Dans leur article de l'EDHEC Infrastructure & Private Assets Research Institute intitulé "Low Tide - Benchmarking risks in Infrastructure Investments: What the data showed about Thames Water" (1), les auteurs Frédéric Blanc-Brude, Abhishek Gupta et Tim Whittaker ont examiné ce que les investisseurs dans Thames Water (et sa société holding) auraient pu apprendre sur le niveau de risque de leur investissement, s'ils avaient comparé ses caractéristiques aux données du marché et du groupe de pairs.
Les avantages de l'analyse comparative (benchmark) dans les investissements
Dans leur rapport, les auteurs ont montré qu'une analyse comparative, également appelée benchmarking, aurait révélé que Thames Water n'était pas un investissement stable, mais plutôt un investissement à haut risque et à faible rendement.
L'actif a dû être mal évalué pendant plusieurs années avant sa plongée stupéfiante. Selon les auteurs, sa valeur a en fait baissé - sans que cela ne soit visible - pendant des années (2).
Leurs travaux montrent que l'analyse comparative des principales caractéristiques de Thames Water aurait permis de mieux comprendre son profil de risque. Comment ? En utilisant un ensemble comparable de ce qu'est une entreprise typique ayant les mêmes attributs que Thames Water en termes d'exposition aux facteurs de risque, de durée et de probabilité de versement de dividendes. Cela aurait permis de démontrer que l'entreprise était susceptible de perdre entre 30 et 50 % de sa valeur au cours de la dernière décennie, ce qu'elle a fini par faire. (3)
Sans cette analyse, les investisseurs n'ont pas eu une vision d'ensemble. Ils ont en fait été victimes d'une forme de pensée encore très répandue dans le domaine de l'investissement en infrastructures, qui consiste à considérer l'actif de manière restreinte, sans tenir compte du marché ou des infrastructures proches ou similaires.
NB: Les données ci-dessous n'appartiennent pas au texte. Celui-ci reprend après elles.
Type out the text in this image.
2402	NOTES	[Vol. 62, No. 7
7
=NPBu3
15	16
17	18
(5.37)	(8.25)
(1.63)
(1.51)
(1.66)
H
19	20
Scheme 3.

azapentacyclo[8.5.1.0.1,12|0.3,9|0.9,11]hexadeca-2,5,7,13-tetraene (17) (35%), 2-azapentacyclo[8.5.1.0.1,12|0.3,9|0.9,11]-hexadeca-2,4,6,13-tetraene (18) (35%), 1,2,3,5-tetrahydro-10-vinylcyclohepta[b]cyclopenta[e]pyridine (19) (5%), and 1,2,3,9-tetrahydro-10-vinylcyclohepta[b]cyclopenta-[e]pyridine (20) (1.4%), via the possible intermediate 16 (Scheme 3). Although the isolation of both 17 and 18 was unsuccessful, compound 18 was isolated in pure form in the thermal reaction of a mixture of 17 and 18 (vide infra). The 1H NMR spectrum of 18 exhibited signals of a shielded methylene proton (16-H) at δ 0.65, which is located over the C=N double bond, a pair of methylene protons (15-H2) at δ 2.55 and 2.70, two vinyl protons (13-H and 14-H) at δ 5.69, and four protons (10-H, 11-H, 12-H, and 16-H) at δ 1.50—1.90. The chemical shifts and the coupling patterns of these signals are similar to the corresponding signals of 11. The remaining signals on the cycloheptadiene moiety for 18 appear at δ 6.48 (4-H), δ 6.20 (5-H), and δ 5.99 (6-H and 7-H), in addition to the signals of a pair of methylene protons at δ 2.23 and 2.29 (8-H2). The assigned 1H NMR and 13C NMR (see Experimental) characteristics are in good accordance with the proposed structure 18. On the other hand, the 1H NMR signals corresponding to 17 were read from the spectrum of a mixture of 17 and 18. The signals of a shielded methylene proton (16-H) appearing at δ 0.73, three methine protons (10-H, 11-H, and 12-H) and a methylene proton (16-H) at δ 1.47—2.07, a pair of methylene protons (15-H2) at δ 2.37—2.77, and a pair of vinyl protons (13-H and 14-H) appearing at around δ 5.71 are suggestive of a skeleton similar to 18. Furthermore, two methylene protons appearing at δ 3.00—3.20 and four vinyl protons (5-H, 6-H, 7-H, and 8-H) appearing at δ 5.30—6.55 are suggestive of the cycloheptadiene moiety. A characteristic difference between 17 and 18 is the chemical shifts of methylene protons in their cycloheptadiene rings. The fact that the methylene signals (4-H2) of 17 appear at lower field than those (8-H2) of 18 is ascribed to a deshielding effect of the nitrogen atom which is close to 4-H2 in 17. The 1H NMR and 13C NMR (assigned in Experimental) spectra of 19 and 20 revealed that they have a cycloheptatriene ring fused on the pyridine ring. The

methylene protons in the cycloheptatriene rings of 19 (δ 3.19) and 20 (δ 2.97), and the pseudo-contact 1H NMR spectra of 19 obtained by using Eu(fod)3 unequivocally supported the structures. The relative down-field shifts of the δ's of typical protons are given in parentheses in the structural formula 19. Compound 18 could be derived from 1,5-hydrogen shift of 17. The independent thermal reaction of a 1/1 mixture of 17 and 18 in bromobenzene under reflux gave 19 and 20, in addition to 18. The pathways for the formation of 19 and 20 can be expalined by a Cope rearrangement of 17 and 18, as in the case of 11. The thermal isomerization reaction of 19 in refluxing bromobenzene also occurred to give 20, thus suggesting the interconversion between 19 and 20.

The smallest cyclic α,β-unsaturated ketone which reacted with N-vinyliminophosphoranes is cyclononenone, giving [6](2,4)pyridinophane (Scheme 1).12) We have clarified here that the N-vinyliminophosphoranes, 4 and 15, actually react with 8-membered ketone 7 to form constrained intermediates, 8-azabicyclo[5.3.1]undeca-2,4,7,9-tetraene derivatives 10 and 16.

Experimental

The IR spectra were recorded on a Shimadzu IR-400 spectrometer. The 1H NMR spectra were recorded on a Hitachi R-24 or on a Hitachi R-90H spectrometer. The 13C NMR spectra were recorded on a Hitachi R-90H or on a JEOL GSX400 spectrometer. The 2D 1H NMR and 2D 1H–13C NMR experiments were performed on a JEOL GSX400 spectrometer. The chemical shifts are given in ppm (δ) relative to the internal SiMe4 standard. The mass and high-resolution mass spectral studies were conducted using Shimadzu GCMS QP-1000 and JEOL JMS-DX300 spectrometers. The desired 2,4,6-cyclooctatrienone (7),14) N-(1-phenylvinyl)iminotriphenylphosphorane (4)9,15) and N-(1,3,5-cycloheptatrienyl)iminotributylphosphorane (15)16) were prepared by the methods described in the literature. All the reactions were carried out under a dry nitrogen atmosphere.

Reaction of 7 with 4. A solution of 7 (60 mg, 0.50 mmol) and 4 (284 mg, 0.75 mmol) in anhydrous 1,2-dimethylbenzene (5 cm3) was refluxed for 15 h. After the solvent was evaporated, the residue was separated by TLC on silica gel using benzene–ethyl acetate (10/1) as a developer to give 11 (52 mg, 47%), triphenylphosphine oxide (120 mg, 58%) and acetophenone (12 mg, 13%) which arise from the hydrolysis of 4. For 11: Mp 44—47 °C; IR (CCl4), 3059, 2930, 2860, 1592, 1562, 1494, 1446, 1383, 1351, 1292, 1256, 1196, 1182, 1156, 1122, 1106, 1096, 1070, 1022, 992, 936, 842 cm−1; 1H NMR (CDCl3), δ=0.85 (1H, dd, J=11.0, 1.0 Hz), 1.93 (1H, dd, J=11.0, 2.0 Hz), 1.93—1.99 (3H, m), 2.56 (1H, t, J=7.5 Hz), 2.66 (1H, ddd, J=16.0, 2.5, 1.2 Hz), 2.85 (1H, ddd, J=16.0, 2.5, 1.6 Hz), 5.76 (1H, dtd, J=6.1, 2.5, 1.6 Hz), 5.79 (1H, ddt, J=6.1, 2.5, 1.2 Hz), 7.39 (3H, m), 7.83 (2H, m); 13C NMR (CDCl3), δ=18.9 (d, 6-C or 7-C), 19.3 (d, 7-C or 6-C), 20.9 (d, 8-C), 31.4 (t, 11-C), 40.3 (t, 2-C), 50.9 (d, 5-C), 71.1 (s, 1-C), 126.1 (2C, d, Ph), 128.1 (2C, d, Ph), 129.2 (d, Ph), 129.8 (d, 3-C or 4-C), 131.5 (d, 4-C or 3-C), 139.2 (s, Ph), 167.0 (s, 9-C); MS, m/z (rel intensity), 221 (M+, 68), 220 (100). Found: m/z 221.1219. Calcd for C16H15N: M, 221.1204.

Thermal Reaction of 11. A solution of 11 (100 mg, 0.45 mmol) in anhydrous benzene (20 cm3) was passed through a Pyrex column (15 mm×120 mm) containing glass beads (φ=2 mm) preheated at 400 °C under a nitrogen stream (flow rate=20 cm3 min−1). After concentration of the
Les 3 "drapeaux rouges" qui auraient dû inquiéter les investisseurs
Voici les trois signaux forts que les investisseurs auraient dû prendre en compte bien avant la dépréciation de Thames Water en décembre 2022 :
Drapeau rouge n°1 : un coût moyen pondéré du capital extrêmement bas
La société avait un coût moyen pondéré du capital (CMPC) réglementaire extrêmement bas. Il s'agit du taux moyen qu'une entreprise paie pour financer ses actifs. Cela ne pouvait que pousser Thames Water à prendre trop de risques pour atteindre le niveau de rendement exigé par le marché.
Drapeau rouge n°2 : une tendance à s'endetter pour payer plus de dividendes
En réaction à la situation, les investisseurs de Thames Water ont créé une structure visant à extraire le maximum de liquidités le plus rapidement possible. Cette politique de dividendes, incompatible avec les performances économiques de l'actif, a entraîné des niveaux d'endettement importants et l'épuisement du bilan.
Drapeau rouge n°3 : une exposition élevée à des facteurs de risque systématiques
L'exposition de l'entreprise aux principaux facteurs de risque - identifiés dans les recherches de l'EDHECinfra comme déterminant les rendements - a été élevée et en augmentation constante pendant une période significative. Cela ne pouvait que conduire à une prime de risque de marché de plus en plus élevée, c'est-à-dire à un rendement supplémentaire attendu par les investisseurs détenant un portefeuille de marché risqué et non un actif sans risque. Ainsi, la perte de valeur probable n'a pas été identifiée pendant des années.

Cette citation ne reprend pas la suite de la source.